Variable column numbers (metadata) during File Import

Vikas Jain · Post by **Vikas Jain** » Wed Apr 29, 2009 12:19 pm

Hi all,
I have to import a file with unknown number of columns in a parallel job. By unknown # of columns, I mean that the meta data information may be different for the same file for different runs. If I use Seq file stage and enable RCP and only give one column name, it rejects all others. If I give max possible no. of columns ( say 60) it rejects the record altogether for the case when it is < 60. I am not sure if it can be achieved by other file stages as well.
Is there any way I can get this working.
Also, I read couple of posts in the forum, but could not find any solution. Kindly help, if you have any approach.

sbass1 · Post by **sbass1** » Wed Apr 29, 2009 11:35 pm

Caveat: I only have DS 7.5.x Server perspective.

One approach: read the entire line as one long string, use a loop plus the field function to extract each delimited field, exit loop when done.

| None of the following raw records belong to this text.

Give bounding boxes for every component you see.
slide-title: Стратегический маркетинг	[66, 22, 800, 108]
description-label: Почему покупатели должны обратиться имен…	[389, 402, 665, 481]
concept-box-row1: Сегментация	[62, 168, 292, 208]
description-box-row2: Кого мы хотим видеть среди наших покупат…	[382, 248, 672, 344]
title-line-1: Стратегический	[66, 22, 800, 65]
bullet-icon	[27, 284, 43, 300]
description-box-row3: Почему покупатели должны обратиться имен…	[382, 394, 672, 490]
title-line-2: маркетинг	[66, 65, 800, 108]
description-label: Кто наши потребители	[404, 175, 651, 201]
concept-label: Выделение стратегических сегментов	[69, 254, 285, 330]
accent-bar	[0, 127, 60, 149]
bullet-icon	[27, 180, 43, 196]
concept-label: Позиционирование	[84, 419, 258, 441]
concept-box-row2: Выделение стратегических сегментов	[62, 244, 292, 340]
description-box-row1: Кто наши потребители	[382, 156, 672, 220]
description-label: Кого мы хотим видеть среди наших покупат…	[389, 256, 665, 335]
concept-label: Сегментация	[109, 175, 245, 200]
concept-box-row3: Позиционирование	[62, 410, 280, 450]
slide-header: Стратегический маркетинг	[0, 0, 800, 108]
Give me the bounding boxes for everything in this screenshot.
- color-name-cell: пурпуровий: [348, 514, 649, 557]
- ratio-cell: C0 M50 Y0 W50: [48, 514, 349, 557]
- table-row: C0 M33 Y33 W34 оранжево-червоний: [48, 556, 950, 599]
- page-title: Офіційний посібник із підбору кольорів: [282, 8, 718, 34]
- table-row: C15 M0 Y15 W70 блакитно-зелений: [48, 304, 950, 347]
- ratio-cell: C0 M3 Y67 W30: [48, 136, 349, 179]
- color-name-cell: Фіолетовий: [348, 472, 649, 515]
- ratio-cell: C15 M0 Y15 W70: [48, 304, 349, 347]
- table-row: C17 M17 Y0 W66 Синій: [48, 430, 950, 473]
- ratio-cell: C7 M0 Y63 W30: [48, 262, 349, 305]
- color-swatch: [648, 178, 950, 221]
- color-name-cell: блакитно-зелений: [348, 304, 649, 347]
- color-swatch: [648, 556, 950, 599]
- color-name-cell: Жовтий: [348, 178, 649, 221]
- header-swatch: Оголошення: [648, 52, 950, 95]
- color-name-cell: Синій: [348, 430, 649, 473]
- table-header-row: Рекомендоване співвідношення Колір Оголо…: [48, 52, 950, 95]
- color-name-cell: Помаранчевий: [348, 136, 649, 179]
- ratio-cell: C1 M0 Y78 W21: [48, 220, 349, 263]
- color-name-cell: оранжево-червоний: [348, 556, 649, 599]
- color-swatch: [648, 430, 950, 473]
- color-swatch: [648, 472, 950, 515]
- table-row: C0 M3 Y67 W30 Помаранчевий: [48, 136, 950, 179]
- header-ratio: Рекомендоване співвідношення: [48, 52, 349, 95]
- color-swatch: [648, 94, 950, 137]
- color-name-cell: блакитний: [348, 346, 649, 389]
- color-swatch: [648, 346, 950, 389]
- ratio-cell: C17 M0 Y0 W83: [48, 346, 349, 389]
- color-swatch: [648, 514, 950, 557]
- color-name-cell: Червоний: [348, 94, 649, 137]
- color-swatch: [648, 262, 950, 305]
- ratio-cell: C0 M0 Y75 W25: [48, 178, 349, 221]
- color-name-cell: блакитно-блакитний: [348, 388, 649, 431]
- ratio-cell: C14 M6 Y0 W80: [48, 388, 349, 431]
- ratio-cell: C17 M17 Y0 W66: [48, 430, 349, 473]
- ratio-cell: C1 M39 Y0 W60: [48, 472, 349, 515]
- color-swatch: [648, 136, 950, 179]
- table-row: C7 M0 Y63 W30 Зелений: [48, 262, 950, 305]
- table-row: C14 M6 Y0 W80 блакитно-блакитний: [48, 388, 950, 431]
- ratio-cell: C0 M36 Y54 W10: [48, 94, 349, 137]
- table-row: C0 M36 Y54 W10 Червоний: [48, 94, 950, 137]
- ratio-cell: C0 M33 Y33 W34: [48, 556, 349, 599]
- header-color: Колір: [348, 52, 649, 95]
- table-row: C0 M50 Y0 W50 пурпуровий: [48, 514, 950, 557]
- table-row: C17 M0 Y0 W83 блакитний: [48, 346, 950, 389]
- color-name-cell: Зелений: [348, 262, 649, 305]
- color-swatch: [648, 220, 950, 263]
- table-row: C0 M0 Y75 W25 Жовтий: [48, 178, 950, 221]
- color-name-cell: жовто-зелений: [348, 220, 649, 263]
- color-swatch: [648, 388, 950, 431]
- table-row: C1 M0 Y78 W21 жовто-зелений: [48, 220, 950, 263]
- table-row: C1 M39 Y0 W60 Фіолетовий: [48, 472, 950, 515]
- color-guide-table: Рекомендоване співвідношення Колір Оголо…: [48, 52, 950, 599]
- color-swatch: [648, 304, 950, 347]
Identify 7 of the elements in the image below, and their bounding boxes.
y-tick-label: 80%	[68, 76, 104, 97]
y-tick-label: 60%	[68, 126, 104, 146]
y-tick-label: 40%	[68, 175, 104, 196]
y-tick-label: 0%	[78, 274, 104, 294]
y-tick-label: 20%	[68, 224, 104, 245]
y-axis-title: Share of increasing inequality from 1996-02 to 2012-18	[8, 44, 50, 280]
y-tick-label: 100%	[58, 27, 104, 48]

Second approach: use a sed or awk script to normalize your file to the largest common denominator. If your delimiter is a tilde, this will give the number of tildes in your file:

This snippet will count the number of delimiters in the first 5 lines of a file. Adjust as necessary.

Code: Select all

for f in $*
do
   printf "$f\n"
   head -5 $f | awk -F'~' '{print NF-1}'
done

then add the number of tildes to pad out your file to the desired number.

HTH...